云横公子眼眸微微睁大,面上温和淡然之色崩出一道缝隙,瞳色深黯,露出些许不知所措来。
我尝到了甘甜的气息,一下下舔着他的唇,片刻又将舌尖探入,吮吸着他口中的津液。
他身体僵硬,像要把我推开,可手一抬起便又放了下去。默默承受,既不推拒也不迎合,更不发一语。
他是在……忍耐。
我紧紧贴着他的身体,如抱着一块温玉,磨蹭着,想让他抚平我身上的燥热。
他的喉结微微滚动了一下。
“行之,够了。”
低沉的声音似有魔力一般,撕破重重迷障,直击心神。我从失控的边缘被拉回,心却如坠冰窟。
手忙脚乱的放开他,舌尖却还留有那柔软的触感,而对方唇上,亦是湿润微肿……
不能再待下去了!
低声一句“抱歉”,抓着船舷的手用力,便翻身出去,脚尖点水,几个轻跃便到了岸边。
回首,那一袭青衣还静静立在船头。
这样的距离,便如同初见时,他在弹琴,而我站在湖畔倾听。
我痛苦地闭眼,握着剑往长空剑宗急掠而去。
身体上的香愈来愈浓。
极端的痛苦和燥热的感觉扰乱着心神,让我几乎无暇再去顾及其他人与事,只知快一点,再快一点。
寻一个地方,躲起来。
凭着本能回到住所,刚一开门,便倒在了地上。
身体像虾米一样躬起来,在痛苦中痉挛着抽搐。
和炉火烧身的感觉有相似,却不同。
喉咙干渴,亟待甘泉。
甘泉……
脑海中似有一丝思绪闪过,又消散无形。
“呜……”
我咬住自己的手臂,铁锈味散在口中。
抓心挠肝的痒,撕心裂肺的痛,像被人置放在地狱里烧。
想被侵占,被摧毁。
一丝不留的。
乌发散乱的铺在地上,五指抓出道道血痕。
股间已湿透了,淫液淌过会阴,落在冰冷的地上。
苍白的月光从窗外射入,落在我身上。
满身狼藉。
想要抚慰自己,但做不到。
太痛了。
经脉剧烈收缩痉挛着,被收拢的鼎气不停发散着,带走我的血肉,我的灵魂。
这样剧烈的流逝速度,几乎让我窥见终点的死亡。
那令人绝望的、无可抵抗的、归于虚无的,死亡。
“师兄!”
混乱惶惑之中,耳边忽然响起谁的呼唤。
烂泥般瘫在地上的身体被抱了起来,放到床榻之上。
唇边被人惶急地喂入一颗丹药,奇异的药香渗入肺腑,堪堪止住了鼎气的流逝。
被泪液打湿的睫毛睁开,看到一张熟悉面容。
是殷诀。
他单膝跪在床上,一手撑着床沿,紧紧俯视着我,一张俊美面容阴沉如水,语气亦十分凶恶:“师兄,你究竟停用凝香丸多久了?”
我疲惫的抬起眼皮,张口却是一声低吟。
欲火未止,反而烧得更旺,得到药物缓解的经脉终于不再收紧,而是软绵绵的敞开着,等着被人擷取。

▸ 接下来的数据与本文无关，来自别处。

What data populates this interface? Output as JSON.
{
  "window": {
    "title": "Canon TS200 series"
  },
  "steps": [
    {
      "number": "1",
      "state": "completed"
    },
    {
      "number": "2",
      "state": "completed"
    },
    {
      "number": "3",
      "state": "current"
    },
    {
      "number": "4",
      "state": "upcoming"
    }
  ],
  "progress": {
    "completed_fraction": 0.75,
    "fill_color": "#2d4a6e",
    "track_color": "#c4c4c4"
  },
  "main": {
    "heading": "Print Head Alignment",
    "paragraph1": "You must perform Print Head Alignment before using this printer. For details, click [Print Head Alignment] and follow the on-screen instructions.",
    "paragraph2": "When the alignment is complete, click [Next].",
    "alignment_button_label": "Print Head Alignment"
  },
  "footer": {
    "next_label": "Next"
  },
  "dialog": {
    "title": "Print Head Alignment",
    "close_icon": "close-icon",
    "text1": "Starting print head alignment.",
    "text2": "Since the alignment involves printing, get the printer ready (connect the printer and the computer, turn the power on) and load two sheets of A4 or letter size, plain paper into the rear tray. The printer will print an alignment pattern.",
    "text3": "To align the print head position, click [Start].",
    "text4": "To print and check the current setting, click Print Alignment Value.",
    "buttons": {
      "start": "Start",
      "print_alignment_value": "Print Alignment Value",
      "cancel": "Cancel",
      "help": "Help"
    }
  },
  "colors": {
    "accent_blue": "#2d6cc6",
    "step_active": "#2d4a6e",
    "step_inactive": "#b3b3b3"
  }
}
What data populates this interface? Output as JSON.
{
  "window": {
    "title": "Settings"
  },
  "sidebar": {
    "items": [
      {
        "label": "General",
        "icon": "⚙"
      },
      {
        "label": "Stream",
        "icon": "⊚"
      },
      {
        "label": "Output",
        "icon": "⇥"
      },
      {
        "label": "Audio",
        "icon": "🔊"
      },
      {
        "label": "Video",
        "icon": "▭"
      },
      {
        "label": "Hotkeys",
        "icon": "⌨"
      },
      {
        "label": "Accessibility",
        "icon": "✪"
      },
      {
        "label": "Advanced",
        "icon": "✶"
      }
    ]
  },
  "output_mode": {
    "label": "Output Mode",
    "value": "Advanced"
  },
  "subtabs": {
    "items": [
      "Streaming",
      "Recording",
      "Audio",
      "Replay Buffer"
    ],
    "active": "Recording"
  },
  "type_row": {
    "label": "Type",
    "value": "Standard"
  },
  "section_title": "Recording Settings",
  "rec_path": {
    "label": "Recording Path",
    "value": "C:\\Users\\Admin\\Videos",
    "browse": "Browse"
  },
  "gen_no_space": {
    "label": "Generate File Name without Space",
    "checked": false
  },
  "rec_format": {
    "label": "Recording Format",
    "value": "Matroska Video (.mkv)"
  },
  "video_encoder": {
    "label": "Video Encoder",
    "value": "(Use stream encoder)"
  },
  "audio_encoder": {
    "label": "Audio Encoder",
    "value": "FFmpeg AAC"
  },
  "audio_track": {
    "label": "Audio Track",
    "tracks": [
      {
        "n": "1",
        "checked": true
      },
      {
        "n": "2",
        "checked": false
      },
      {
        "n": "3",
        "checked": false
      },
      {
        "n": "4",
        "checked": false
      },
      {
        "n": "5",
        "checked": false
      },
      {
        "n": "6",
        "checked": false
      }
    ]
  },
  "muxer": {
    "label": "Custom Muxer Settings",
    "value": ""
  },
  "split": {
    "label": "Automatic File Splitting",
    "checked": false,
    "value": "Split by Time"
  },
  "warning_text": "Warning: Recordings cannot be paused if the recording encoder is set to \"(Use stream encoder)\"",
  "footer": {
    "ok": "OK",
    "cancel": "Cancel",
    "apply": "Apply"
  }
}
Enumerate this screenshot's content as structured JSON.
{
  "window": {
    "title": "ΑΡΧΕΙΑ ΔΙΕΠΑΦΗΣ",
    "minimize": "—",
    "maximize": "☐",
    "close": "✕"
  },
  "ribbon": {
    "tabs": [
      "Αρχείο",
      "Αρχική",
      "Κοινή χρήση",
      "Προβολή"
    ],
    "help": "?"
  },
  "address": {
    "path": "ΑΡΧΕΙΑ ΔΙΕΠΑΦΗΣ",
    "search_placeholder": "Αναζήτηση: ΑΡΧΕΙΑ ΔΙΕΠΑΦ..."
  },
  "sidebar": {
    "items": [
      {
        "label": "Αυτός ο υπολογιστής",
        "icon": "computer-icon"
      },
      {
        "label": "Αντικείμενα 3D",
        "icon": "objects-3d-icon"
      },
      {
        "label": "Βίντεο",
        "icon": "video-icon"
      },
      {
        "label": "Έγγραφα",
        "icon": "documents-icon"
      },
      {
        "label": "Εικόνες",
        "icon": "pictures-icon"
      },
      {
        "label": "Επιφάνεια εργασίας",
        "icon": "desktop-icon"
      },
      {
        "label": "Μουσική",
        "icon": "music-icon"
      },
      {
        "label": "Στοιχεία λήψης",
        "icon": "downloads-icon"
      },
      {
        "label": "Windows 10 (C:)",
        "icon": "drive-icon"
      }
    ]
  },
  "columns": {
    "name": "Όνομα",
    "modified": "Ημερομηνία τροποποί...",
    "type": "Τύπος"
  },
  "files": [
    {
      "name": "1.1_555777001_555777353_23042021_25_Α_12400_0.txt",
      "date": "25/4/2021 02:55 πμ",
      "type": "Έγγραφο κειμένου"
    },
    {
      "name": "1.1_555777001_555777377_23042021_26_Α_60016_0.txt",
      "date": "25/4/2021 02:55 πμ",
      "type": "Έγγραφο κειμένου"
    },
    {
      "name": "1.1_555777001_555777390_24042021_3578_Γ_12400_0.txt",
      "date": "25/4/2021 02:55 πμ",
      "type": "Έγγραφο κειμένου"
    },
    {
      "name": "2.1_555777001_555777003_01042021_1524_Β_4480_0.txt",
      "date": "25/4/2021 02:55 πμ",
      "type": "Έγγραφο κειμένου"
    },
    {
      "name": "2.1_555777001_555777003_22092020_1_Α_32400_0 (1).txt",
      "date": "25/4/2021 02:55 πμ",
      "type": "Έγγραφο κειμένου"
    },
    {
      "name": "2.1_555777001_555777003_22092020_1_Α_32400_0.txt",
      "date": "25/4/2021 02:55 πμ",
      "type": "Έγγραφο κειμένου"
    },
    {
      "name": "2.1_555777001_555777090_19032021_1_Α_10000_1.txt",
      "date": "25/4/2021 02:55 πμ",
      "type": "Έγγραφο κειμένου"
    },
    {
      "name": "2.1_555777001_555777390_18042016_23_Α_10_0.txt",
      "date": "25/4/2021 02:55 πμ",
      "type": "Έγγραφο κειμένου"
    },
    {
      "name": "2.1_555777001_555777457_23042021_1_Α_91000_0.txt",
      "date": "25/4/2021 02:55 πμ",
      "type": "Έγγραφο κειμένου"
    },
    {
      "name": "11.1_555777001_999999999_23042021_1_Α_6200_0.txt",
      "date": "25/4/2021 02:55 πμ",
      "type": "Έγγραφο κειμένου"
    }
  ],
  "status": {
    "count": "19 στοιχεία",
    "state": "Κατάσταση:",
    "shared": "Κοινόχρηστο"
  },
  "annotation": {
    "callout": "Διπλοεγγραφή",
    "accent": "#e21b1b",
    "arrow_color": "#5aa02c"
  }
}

“一颗凝香丸至少能撑十日光景,而我喂你那颗乃是此中上品,以你这末等炉鼎之身,撑一个月都不是问题,可看你这鼎气溃散的速度……”殷诀似想起什么,面色更加阴沉,“你又找那人采撷你了是不是?未到采撷之期便如此浪荡,多少药都不够你浪费!”